Data Breaches Going up
IT Security published an interesting feature this week focusing on data breaches, their trends, the laws regarding such security breakdowns and the targeted company. I thought some of the fats and issues they pointed out are highly important and worth being re-broad casted.
- the first law in the US regarding data breaches notice dates back to 2003 and was issued in California. Since the 37 states have enforced similar stipulations.
- In 2007, over 162 million records have been stolen or lost. To better understand what a significant growth the past few years accounted for, note that in 2002 the lost or stolen records amounted to a little under 5,000.
- Big companies with numerous private records seem to be the preferred target. Yet the cause of such breaches is not the thieves’ high level of knowledge.

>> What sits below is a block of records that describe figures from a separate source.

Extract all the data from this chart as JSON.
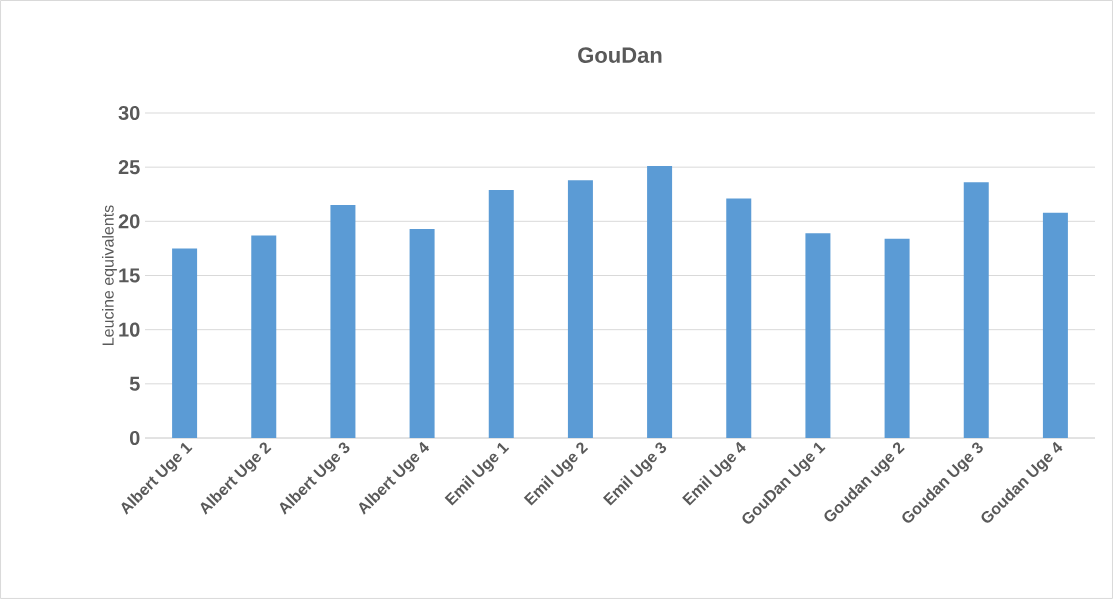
{
  "chart_data": {
    "type": "bar",
    "title": "GouDan",
    "ylabel": "Leucine equivalents",
    "categories": [
      "Albert Uge 1",
      "Albert Uge 2",
      "Albert Uge 3",
      "Albert Uge 4",
      "Emil Uge 1",
      "Emil Uge 2",
      "Emil Uge 3",
      "Emil Uge 4",
      "GouDan Uge 1",
      "Goudan uge 2",
      "Goudan Uge 3",
      "Goudan Uge 4"
    ],
    "values": [
      17.5,
      18.7,
      21.5,
      19.3,
      22.9,
      23.8,
      25.1,
      22.1,
      18.9,
      18.4,
      23.6,
      20.8
    ],
    "color": "#5b9bd5",
    "ylim": [
      0,
      30
    ],
    "yticks": [
      0,
      5,
      10,
      15,
      20,
      25,
      30
    ],
    "grid": "y"
  }
}
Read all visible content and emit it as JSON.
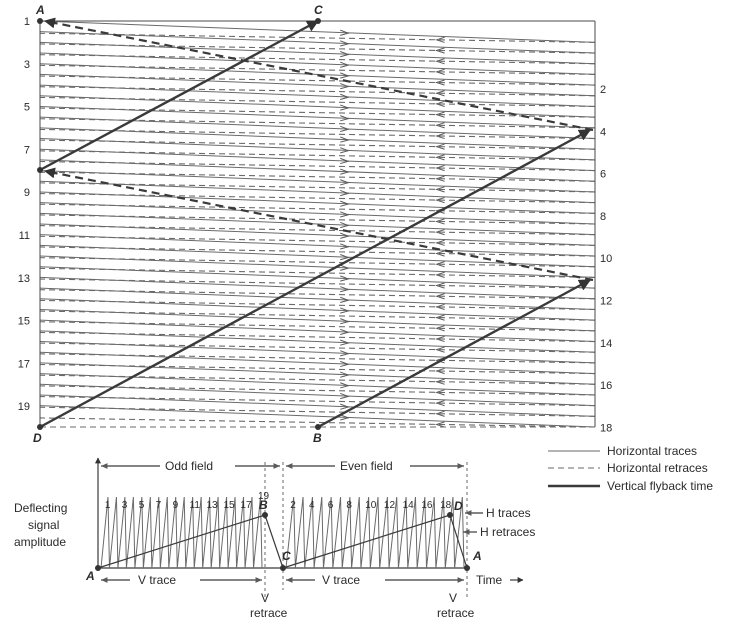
{
  "raster": {
    "corner_labels": {
      "A": "A",
      "B": "B",
      "C": "C",
      "D": "D"
    },
    "odd_line_numbers": [
      "1",
      "3",
      "5",
      "7",
      "9",
      "11",
      "13",
      "15",
      "17",
      "19"
    ],
    "even_line_numbers": [
      "2",
      "4",
      "6",
      "8",
      "10",
      "12",
      "14",
      "16",
      "18"
    ]
  },
  "legend": {
    "horizontal_traces": "Horizontal traces",
    "horizontal_retraces": "Horizontal retraces",
    "vertical_flyback": "Vertical flyback time"
  },
  "waveform": {
    "odd_field": "Odd field",
    "even_field": "Even field",
    "y_axis_label": [
      "Deflecting",
      "signal",
      "amplitude"
    ],
    "odd_pulse_numbers": [
      "1",
      "3",
      "5",
      "7",
      "9",
      "11",
      "13",
      "15",
      "17"
    ],
    "even_pulse_numbers": [
      "2",
      "4",
      "6",
      "8",
      "10",
      "12",
      "14",
      "16",
      "18"
    ],
    "pulse_19": "19",
    "points": {
      "A": "A",
      "B": "B",
      "C": "C",
      "D": "D"
    },
    "h_traces": "H traces",
    "h_retraces": "H retraces",
    "v_trace": "V trace",
    "v_retrace_v": "V",
    "v_retrace_word": "retrace",
    "time": "Time"
  }
}
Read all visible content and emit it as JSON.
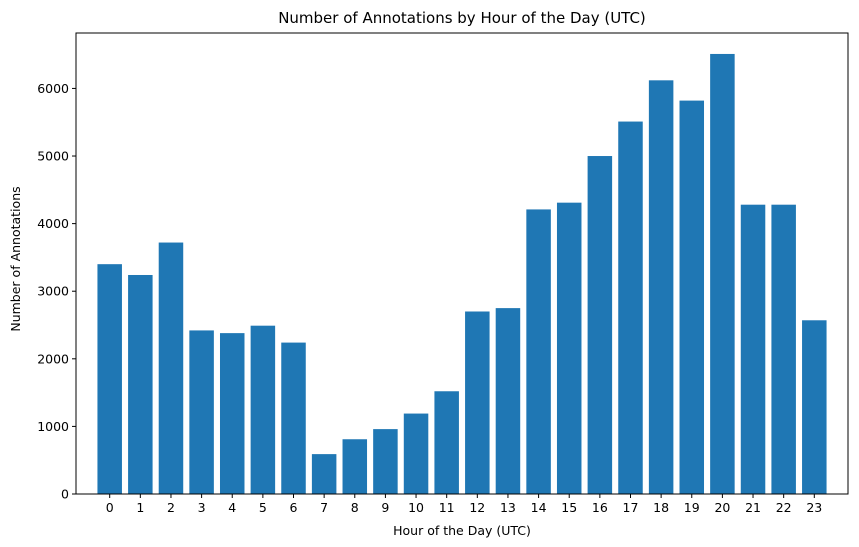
{
  "chart_data": {
    "type": "bar",
    "title": "Number of Annotations by Hour of the Day (UTC)",
    "xlabel": "Hour of the Day (UTC)",
    "ylabel": "Number of Annotations",
    "categories": [
      "0",
      "1",
      "2",
      "3",
      "4",
      "5",
      "6",
      "7",
      "8",
      "9",
      "10",
      "11",
      "12",
      "13",
      "14",
      "15",
      "16",
      "17",
      "18",
      "19",
      "20",
      "21",
      "22",
      "23"
    ],
    "values": [
      3400,
      3240,
      3720,
      2420,
      2380,
      2490,
      2240,
      590,
      810,
      960,
      1190,
      1520,
      2700,
      2750,
      4210,
      4310,
      5000,
      5510,
      6120,
      5820,
      6510,
      4280,
      4280,
      2570
    ],
    "ylim": [
      0,
      6820
    ],
    "yticks": [
      0,
      1000,
      2000,
      3000,
      4000,
      5000,
      6000
    ],
    "ytick_labels": [
      "0",
      "1000",
      "2000",
      "3000",
      "4000",
      "5000",
      "6000"
    ],
    "bar_color": "#1f77b4",
    "grid": false,
    "legend": "none"
  }
}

It’s human errors that facilitate such attacks.
TJX, the parent of retail chains including TJ Maxx, announced the computer incursion in January 2007 and later disclosed in an SEC (Securities and Exchange Commission) filing that the incident involved data from more than 45 million payment cards.
Brad Johnson, vice president at SystemExperts, said he views TJX as an anomaly, suggesting most breaches stem from human error rather than an attacker’s ingenuity. “The fundamental problem is a lack of security awareness,” Johnson said. “Employees weren’t aware of the risk involved, so they didn’t take the appropriate precautions.”
The case of HM Revenue & Customs, the United Kingdom’s tax department, fits the human-error category. In late 2007, HM Revenue & Customs acknowledged the loss of two computer disks containing personal information for 25 million people.
- Criminal gangs stealing data get 1$ to 10$ per record. Therefore, as long as the attacks are profitable, they will continue
- The first step a company should take is to realize what sensitive data they have and where it is stored. Such a step should make the implementation of an efficient Endpoint security and DLP solution easier.
- Another security measure would be to only process the data needed at a certain time (e.g. a few entries as opposed to an entire Excel file containing those entries)
- Users or consumers should investigate more the risks they expose themselves to when entrusting their private information to third parties.